Subsequent to the purchase date, the expected cash
flows of purchased loans are subject to evaluation. Decreases
in expected cash flows are recognized by recording an
allowance for credit losses with the related provision for credit
losses reduced for the amount reimbursable by the FDIC,
where applicable. If the expected cash flows on the
purchased loans increase such that a previously recorded
impairment allowance can be reversed, the Company records
a reduction in the allowance with a related reduction in losses
reimbursable by the FDIC, where applicable. Increases in
expected cash flows of purchased loans, when there are no
reversals of previous impairment allowances, are recognized
over the remaining life of the loans and resulting decreases in
expected cash flows of the FDIC indemnification assets are
amortized over the shorter of the remaining contractual term
of the indemnification agreements or the remaining life of the
loans. Refer to Note 1 of the Notes to Consolidated Financial
Statements, for more information.
The Company’s methodology for determining the
appropriate allowance for credit losses for all the loan
segments also considers the imprecision inherent in the
methodologies used.
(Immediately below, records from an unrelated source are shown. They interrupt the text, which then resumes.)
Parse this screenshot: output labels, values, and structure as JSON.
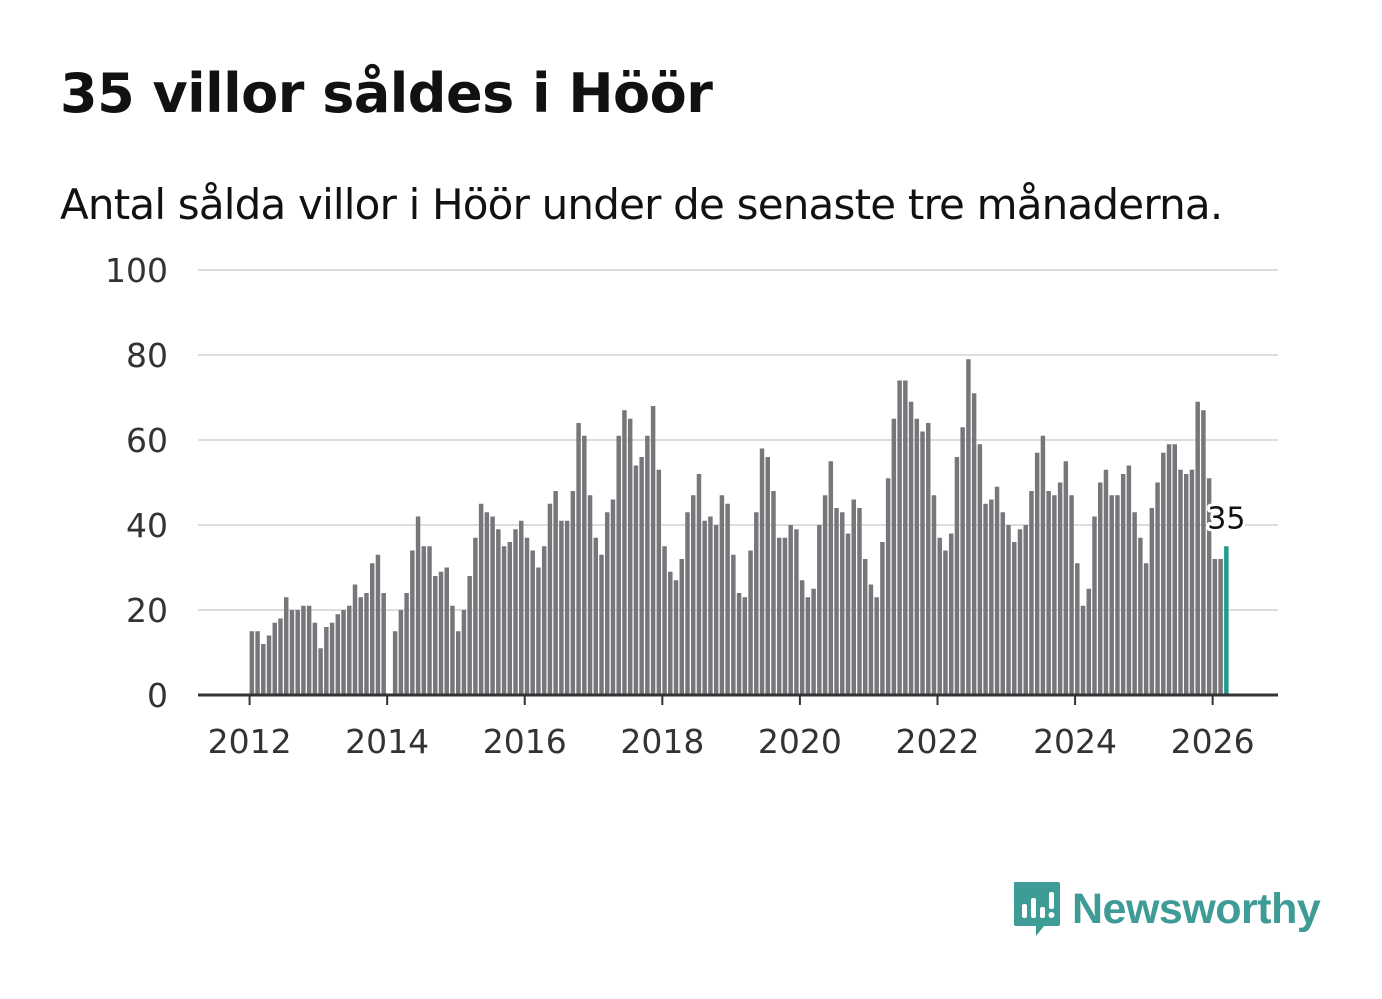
{
  "title": "35 villor såldes i Höör",
  "subtitle": "Antal sålda villor i Höör under de senaste tre månaderna.",
  "brand": {
    "name": "Newsworthy",
    "color": "#3f9b95",
    "icon": "newsworthy-logo-icon"
  },
  "colors": {
    "bar": "#77777b",
    "highlight": "#1e9b8d",
    "grid": "#dddddd",
    "axis": "#333333",
    "text": "#333333"
  },
  "chart_data": {
    "type": "bar",
    "title": "35 villor såldes i Höör",
    "xlabel": "",
    "ylabel": "",
    "ylim": [
      0,
      100
    ],
    "xlim": [
      2011.25,
      2026.95
    ],
    "y_ticks": [
      0,
      20,
      40,
      60,
      80,
      100
    ],
    "x_ticks": [
      2012,
      2014,
      2016,
      2018,
      2020,
      2022,
      2024,
      2026
    ],
    "grid": true,
    "x_start": 2012.0,
    "step": 0.0833333,
    "values": [
      15,
      15,
      12,
      14,
      17,
      18,
      23,
      20,
      20,
      21,
      21,
      17,
      11,
      16,
      17,
      19,
      20,
      21,
      26,
      23,
      24,
      31,
      33,
      24,
      null,
      15,
      20,
      24,
      34,
      42,
      35,
      35,
      28,
      29,
      30,
      21,
      15,
      20,
      28,
      37,
      45,
      43,
      42,
      39,
      35,
      36,
      39,
      41,
      37,
      34,
      30,
      35,
      45,
      48,
      41,
      41,
      48,
      64,
      61,
      47,
      37,
      33,
      43,
      46,
      61,
      67,
      65,
      54,
      56,
      61,
      68,
      53,
      35,
      29,
      27,
      32,
      43,
      47,
      52,
      41,
      42,
      40,
      47,
      45,
      33,
      24,
      23,
      34,
      43,
      58,
      56,
      48,
      37,
      37,
      40,
      39,
      27,
      23,
      25,
      40,
      47,
      55,
      44,
      43,
      38,
      46,
      44,
      32,
      26,
      23,
      36,
      51,
      65,
      74,
      74,
      69,
      65,
      62,
      64,
      47,
      37,
      34,
      38,
      56,
      63,
      79,
      71,
      59,
      45,
      46,
      49,
      43,
      40,
      36,
      39,
      40,
      48,
      57,
      61,
      48,
      47,
      50,
      55,
      47,
      31,
      21,
      25,
      42,
      50,
      53,
      47,
      47,
      52,
      54,
      43,
      37,
      31,
      44,
      50,
      57,
      59,
      59,
      53,
      52,
      53,
      69,
      67,
      51,
      32,
      32,
      35
    ],
    "highlight": {
      "value": 35,
      "label": "35",
      "color": "#1e9b8d"
    }
  }
}
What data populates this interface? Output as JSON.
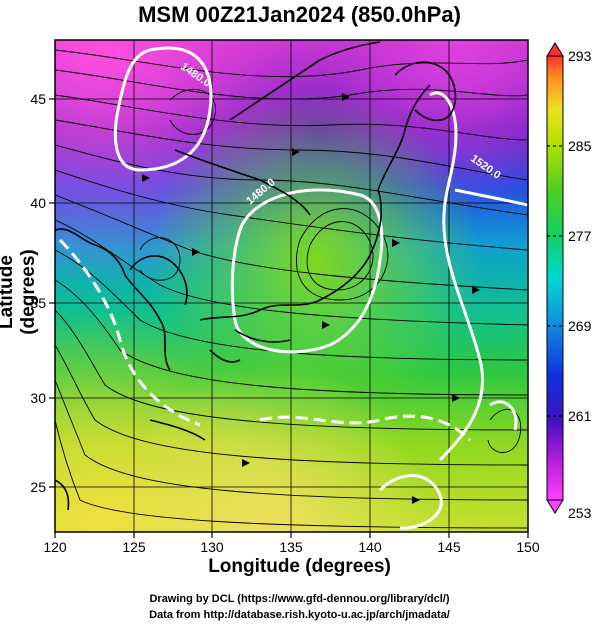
{
  "title": "MSM 00Z21Jan2024 (850.0hPa)",
  "x_axis": {
    "label": "Longitude (degrees)",
    "ticks": [
      "120",
      "125",
      "130",
      "135",
      "140",
      "145",
      "150"
    ]
  },
  "y_axis": {
    "label": "Latitude  (degrees)",
    "ticks": [
      "25",
      "30",
      "35",
      "40",
      "45"
    ]
  },
  "colorbar": {
    "ticks": [
      "293",
      "285",
      "277",
      "269",
      "261",
      "253"
    ],
    "min": 253,
    "max": 293
  },
  "contour_labels": [
    "1480.0",
    "1520.0",
    "1480.0"
  ],
  "credits": {
    "line1": "Drawing by DCL (https://www.gfd-dennou.org/library/dcl/)",
    "line2": "Data from http://database.rish.kyoto-u.ac.jp/arch/jmadata/"
  },
  "chart_data": {
    "type": "map",
    "field": "temperature (K) with streamlines, 850 hPa",
    "xlim": [
      120,
      150
    ],
    "ylim": [
      23,
      48
    ],
    "color_range": [
      253,
      293
    ]
  }
}
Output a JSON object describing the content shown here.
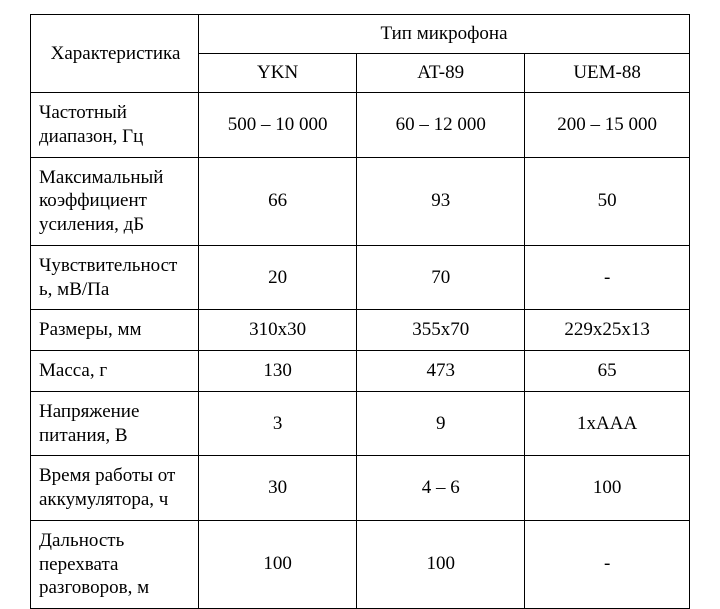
{
  "table": {
    "header": {
      "characteristic": "Характеристика",
      "mic_type": "Тип микрофона",
      "columns": [
        "YKN",
        "AT-89",
        "UEM-88"
      ]
    },
    "rows": [
      {
        "label": "Частотный диапазон, Гц",
        "values": [
          "500 – 10 000",
          "60 – 12 000",
          "200 – 15 000"
        ]
      },
      {
        "label": "Максимальный коэффициент усиления, дБ",
        "values": [
          "66",
          "93",
          "50"
        ]
      },
      {
        "label": "Чувствительност ь, мВ/Па",
        "values": [
          "20",
          "70",
          "-"
        ]
      },
      {
        "label": "Размеры, мм",
        "values": [
          "310х30",
          "355х70",
          "229х25х13"
        ]
      },
      {
        "label": "Масса, г",
        "values": [
          "130",
          "473",
          "65"
        ]
      },
      {
        "label": "Напряжение питания, В",
        "values": [
          "3",
          "9",
          "1хААА"
        ]
      },
      {
        "label": "Время работы от аккумулятора, ч",
        "values": [
          "30",
          "4 – 6",
          "100"
        ]
      },
      {
        "label": "Дальность перехвата разговоров, м",
        "values": [
          "100",
          "100",
          "-"
        ]
      }
    ]
  },
  "style": {
    "font_family": "Times New Roman",
    "border_color": "#000000",
    "background_color": "#ffffff",
    "text_color": "#000000",
    "header_fontsize": 19,
    "cell_fontsize": 19,
    "col_widths_pct": [
      25.5,
      24,
      25.5,
      25
    ]
  }
}
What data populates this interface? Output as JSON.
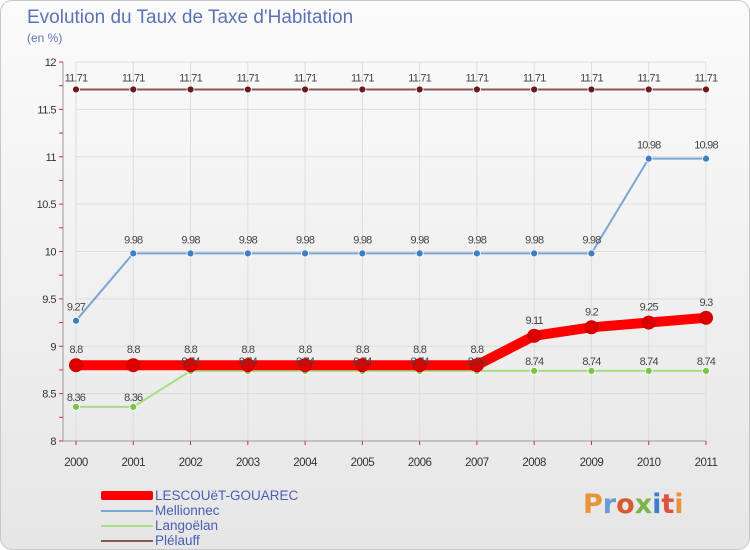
{
  "colors": {
    "axis": "#999999",
    "grid": "#dddddd",
    "tick_text": "#333333",
    "label_text": "#444444",
    "brand_letters": [
      "#e8933a",
      "#6a9bd6",
      "#d75a2e",
      "#7ab648",
      "#3f7ec7",
      "#e04f3f"
    ]
  },
  "chart_data": {
    "type": "line",
    "title": "Evolution du Taux de Taxe d'Habitation",
    "subtitle": "(en %)",
    "xlabel": "",
    "ylabel": "",
    "x": [
      "2000",
      "2001",
      "2002",
      "2003",
      "2004",
      "2005",
      "2006",
      "2007",
      "2008",
      "2009",
      "2010",
      "2011"
    ],
    "ylim": [
      8,
      12
    ],
    "yticks": [
      "8",
      "8.5",
      "9",
      "9.5",
      "10",
      "10.5",
      "11",
      "11.5",
      "12"
    ],
    "grid": true,
    "legend_position": "bottom-left",
    "series": [
      {
        "name": "LESCOUëT-GOUAREC",
        "color": "#ff0000",
        "marker_color": "#dd0000",
        "emphasis": true,
        "values": [
          8.8,
          8.8,
          8.8,
          8.8,
          8.8,
          8.8,
          8.8,
          8.8,
          9.11,
          9.2,
          9.25,
          9.3
        ],
        "labels": [
          "8.8",
          "8.8",
          "8.8",
          "8.8",
          "8.8",
          "8.8",
          "8.8",
          "8.8",
          "9.11",
          "9.2",
          "9.25",
          "9.3"
        ]
      },
      {
        "name": "Mellionnec",
        "color": "#7aa6d6",
        "marker_color": "#3d7fc1",
        "emphasis": false,
        "values": [
          9.27,
          9.98,
          9.98,
          9.98,
          9.98,
          9.98,
          9.98,
          9.98,
          9.98,
          9.98,
          10.98,
          10.98
        ],
        "labels": [
          "9.27",
          "9.98",
          "9.98",
          "9.98",
          "9.98",
          "9.98",
          "9.98",
          "9.98",
          "9.98",
          "9.98",
          "10.98",
          "10.98"
        ]
      },
      {
        "name": "Langoëlan",
        "color": "#a8dd86",
        "marker_color": "#7cc544",
        "emphasis": false,
        "values": [
          8.36,
          8.36,
          8.74,
          8.74,
          8.74,
          8.74,
          8.74,
          8.74,
          8.74,
          8.74,
          8.74,
          8.74
        ],
        "labels": [
          "8.36",
          "8.36",
          "8.74",
          "8.74",
          "8.74",
          "8.74",
          "8.74",
          "8.74",
          "8.74",
          "8.74",
          "8.74",
          "8.74"
        ]
      },
      {
        "name": "Plélauff",
        "color": "#8a5656",
        "marker_color": "#6a1a1a",
        "emphasis": false,
        "values": [
          11.71,
          11.71,
          11.71,
          11.71,
          11.71,
          11.71,
          11.71,
          11.71,
          11.71,
          11.71,
          11.71,
          11.71
        ],
        "labels": [
          "11.71",
          "11.71",
          "11.71",
          "11.71",
          "11.71",
          "11.71",
          "11.71",
          "11.71",
          "11.71",
          "11.71",
          "11.71",
          "11.71"
        ]
      }
    ]
  },
  "legend_order": [
    0,
    1,
    2,
    3
  ],
  "brand": {
    "text": "Proxiti",
    "letters": [
      "P",
      "r",
      "o",
      "x",
      "i",
      "t",
      "i"
    ]
  }
}
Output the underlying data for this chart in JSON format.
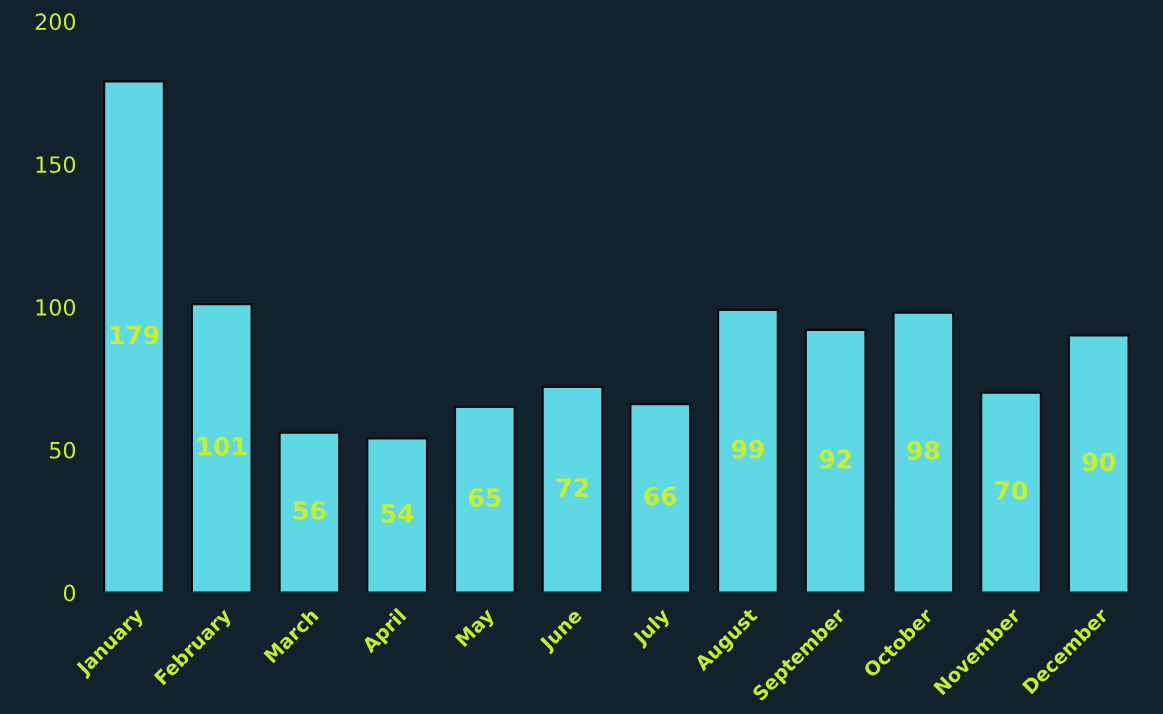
{
  "chart_data": {
    "type": "bar",
    "categories": [
      "January",
      "February",
      "March",
      "April",
      "May",
      "June",
      "July",
      "August",
      "September",
      "October",
      "November",
      "December"
    ],
    "values": [
      179,
      101,
      56,
      54,
      65,
      72,
      66,
      99,
      92,
      98,
      70,
      90
    ],
    "color": "#5fd8e6",
    "ylim": [
      0,
      200
    ],
    "yticks": [
      0,
      50,
      100,
      150,
      200
    ],
    "data_labels": true,
    "grid": false,
    "legend": false
  }
}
As a result, in addition to the amounts
determined under the methodologies described above,
management also considers the potential impact of other
qualitative factors which include, but are not limited to,
economic factors; geographic and other concentration risks;
delinquency and nonaccrual trends; current business
conditions; changes in lending policy, underwriting standards,
internal review and other relevant business practices; and the
regulatory environment. The consideration of these items
results in adjustments to allowance amounts included in the
Company’s allowance for credit losses for each of the above
loan segments. Table 19 shows the amount of the allowance
for credit losses by loan segment, class and underlying
portfolio category.
Although the Company determines the amount of each
element of the allowance separately and considers this
process to be an important credit management tool, the
entire allowance for credit losses is available for the entire loan
portfolio. The actual amount of losses incurred can vary
significantly from the estimated amounts.